Imagine you had a job that kept you on the road, away from home, for six months.
Dorothy in the Wizard Oz proclaimed there's no place like home. Professional umpire Kyle McCrady of Longview would agree. Unfortunately, anywhere McCrady works is anything, but home.
"I spend alot of my time (on the road) alone," the 29-year-old said. "I try to occupy my time in the gym. I'm a gym guy during the day. I do gym stuff ... besides napping."
The solitary lifestyle isn't a big problem for McCrady who admits he likes being by himself.
The only problem he has is in the morning. "I'm not good at waking up. I'm usually up at 11 or 12."
Umps get 12 days off during their season and then a six-month break, which McCrady uses spending time with his three-year-old son Finley.
"I'm gone for six months and when I'm home, I want to be an influence in his life," McCrady, who shares joint custody of Finley, explained.
McCrady enrolled in umpiring school in January of 2013. "It's a six- to eight-year process. That's the average," he said of the umpiring journey.
"The average age for umpires entering umpiring school is 26 or 27. An outlier would be an 18-year-old. I was 22."
"Starting my sixth season this year, I've been promoted to AAA - the Pacific Coast League," he said.
"Realistically, my timetable is that I would like to be assigned to Winter Ball after my first year in the PCL. Then the Fall League after my second or third year and then Spring Training."
McCrady knows this is his stretch run to reach his goal of becoming a Major League umpire.
AAA umpires earn between $2,900 and $3,900 per month. They also receive $58-$66 per diem.
McCrady admits that umpiring can be a grind, but when he gets back home, the mood changes.
"Umpiring wears you out. It's a job," he said. "But it's funny because it's always cool to come home to a small town and people know what I do. People seem to be excited by the job and the process and their reaction reinvigorates me."
And as hard as it has been so far, you ain't seen nothing yet.
Back in 2013, Baseball America, which is a sports magazine that covers baseball at every level, with a particular focus on up-and-coming players in high school, college, Japan, and the minor leagues, estimated that 17.2 percent of drafted players (about 1 in 6), make it to The Show. For umpires, the number is three percent.
And if that doesn't happen, it will be fish or cut bait time for the Mark Morris graduate.
"That's a tough question," McCrady admitted when asked what his plan B would be.
"I've looked into being a firefighter/paramedic, but that would be another 18 month project. Do I want to put my life on hold again," said McCrady.
McCrady, who played baseball at Mark Morris and Lower Columbia College, subs in the Longview School District while home and says a career in teaching "is definitely a possibility," if professional umpiring flames out.
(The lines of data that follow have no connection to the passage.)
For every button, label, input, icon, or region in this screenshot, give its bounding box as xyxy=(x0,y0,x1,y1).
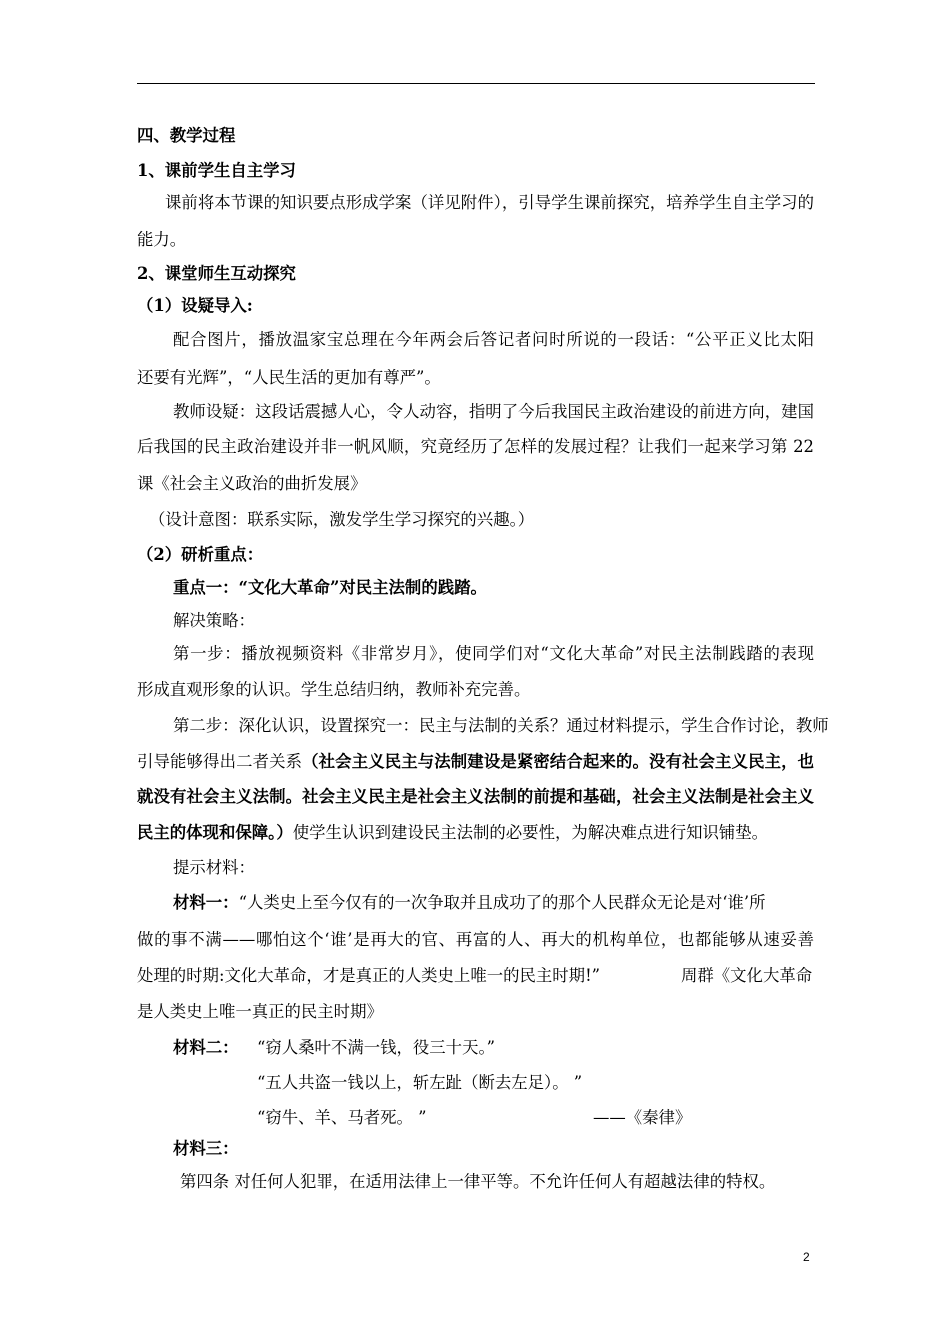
paragraph-line: 课前将本节课的知识要点形成学案（详见附件），引导学生课前探究，培养学生自主学习的 xyxy=(165,193,814,212)
paragraph-line: 就没有社会主义法制。社会主义民主是社会主义法制的前提和基础，社会主义法制是社会主义 xyxy=(137,787,814,806)
subsection-item-heading: （1）设疑导入: xyxy=(137,296,253,315)
subsection-item-heading: （2）研析重点： xyxy=(137,545,264,564)
quote-line: “窃人桑叶不满一钱，役三十天。” xyxy=(257,1038,496,1057)
paragraph-line: 课《社会主义政治的曲折发展》 xyxy=(137,474,367,493)
paragraph-line: 解决策略： xyxy=(173,611,255,630)
paragraph-line: 教师设疑：这段话震撼人心，令人动容，指明了今后我国民主政治建设的前进方向，建国 xyxy=(173,402,814,421)
paragraph-line: 提示材料： xyxy=(173,858,255,877)
paragraph-line: 形成直观形象的认识。学生总结归纳，教师补充完善。 xyxy=(137,680,531,699)
paragraph-line: 后我国的民主政治建设并非一帆风顺，究竟经历了怎样的发展过程？让我们一起来学习第 22 xyxy=(137,437,814,456)
paragraph-line: 第一步：播放视频资料《非常岁月》，使同学们对“文化大革命”对民主法制践踏的表现 xyxy=(173,644,814,663)
quote-line: “窃牛、羊、马者死。 ” xyxy=(257,1108,427,1127)
paragraph-line xyxy=(137,823,817,843)
header-rule xyxy=(137,83,815,84)
paragraph-line: 还要有光辉”，“人民生活的更加有尊严”。 xyxy=(137,368,441,387)
subsection-heading: 2、课堂师生互动探究 xyxy=(137,264,296,283)
paragraph-line: 处理的时期:文化大革命，才是真正的人类史上唯一的民主时期!” xyxy=(137,966,601,985)
text-run-bold: （社会主义民主与法制建设是紧密结合起来的。没有社会主义民主，也 xyxy=(302,752,815,771)
text-run-bold: 民主的体现和保障。） xyxy=(137,823,293,842)
material-1-line xyxy=(173,893,814,913)
material-source: 周群《文化大革命 xyxy=(681,966,813,985)
paragraph-line: 配合图片，播放温家宝总理在今年两会后答记者问时所说的一段话：“公平正义比太阳 xyxy=(173,330,814,349)
paragraph-line: 第四条 对任何人犯罪，在适用法律上一律平等。不允许任何人有超越法律的特权。 xyxy=(180,1172,776,1191)
quote-line: “五人共盗一钱以上，斩左趾（断去左足）。 ” xyxy=(257,1073,583,1092)
paragraph-line: 是人类史上唯一真正的民主时期》 xyxy=(137,1002,383,1021)
material-label: 材料二： xyxy=(173,1038,239,1057)
text-run: 引导能够得出二者关系 xyxy=(137,752,303,771)
paragraph-line: 能力。 xyxy=(137,230,187,249)
paragraph-line: 做的事不满——哪怕这个‘谁’是再大的官、再富的人、再大的机构单位，也都能够从速妥善 xyxy=(137,930,814,949)
material-label: 材料三： xyxy=(173,1139,239,1158)
text-run: 使学生认识到建设民主法制的必要性，为解决难点进行知识铺垫。 xyxy=(292,823,769,842)
material-label: 材料一： xyxy=(173,893,239,912)
paragraph-line: 第二步：深化认识，设置探究一：民主与法制的关系？通过材料提示，学生合作讨论，教师 xyxy=(173,716,829,735)
material-source: ——《秦律》 xyxy=(593,1108,692,1127)
key-point: 重点一：“文化大革命”对民主法制的践踏。 xyxy=(173,578,487,597)
text-run: “人类史上至今仅有的一次争取并且成功了的那个人民群众无论是对‘谁’所 xyxy=(238,893,766,912)
section-heading: 四、教学过程 xyxy=(137,126,236,145)
paragraph-line xyxy=(137,752,814,772)
page-number: 2 xyxy=(803,1250,810,1264)
design-note: （设计意图：联系实际，激发学生学习探究的兴趣。） xyxy=(149,510,535,529)
subsection-heading: 1、课前学生自主学习 xyxy=(137,161,296,180)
McCrady has been subbing here since 2004.
"I found it (teaching) to be quite rewarding lately," he said. The 29-year-old said that perhaps umpiring at the D1 collegiate level might work.
"You can make $20,000 to $40,000 umpiring college games and pro baseball is an average of about $3,000 a month," he explained. "I don't know if doing college games is enough for full-time, but it is a good fall-back plan."
But those career avenues are in the backseat for now. Umpiring is riding shotgun.
McCrady was the crew chief (for his three-man crew) the past two years in the Texas League (AA). He also umped the Texas League Championship this past summer.
He umpired The XM All-Star Futures Game in Miami as well as the major league home run derby and the celebrity softball game during the All-Star break in Washington, D.C.
And while these special events are eye-catching, McCrady said it in no way means you are going to get a ticket to the big leagues.
"Hmm, it's important to remember that these events are perks. When you do these games and events, there are supervisors watching you with new eyes," he explained. "Doing the right thing -on the field and off - is important. When you get those opportunities, you have a chance. But if you don't make it, they will release you and that is it for pro baseball - period."
The Pacific Coast League season begins the first week of April. Prior to that, McCrady will spend three weeks at spring ball.
When asked to describe what umpires looks like, McCrady didn't hesistate.
"They are tall, athletic and have a presence about them." McCrady checks all those boxes.
McCrady realizes that looking like an umpire only takes you so far.
"By the time you make AAA, you have the ability to umpire. A lot of the eventual outcome can depend on timing and luck," he added.
McCrady's bid to make it to the bigs is fueled by his work ethic.
And it appears that the harder McCrady works, the luckier he gets.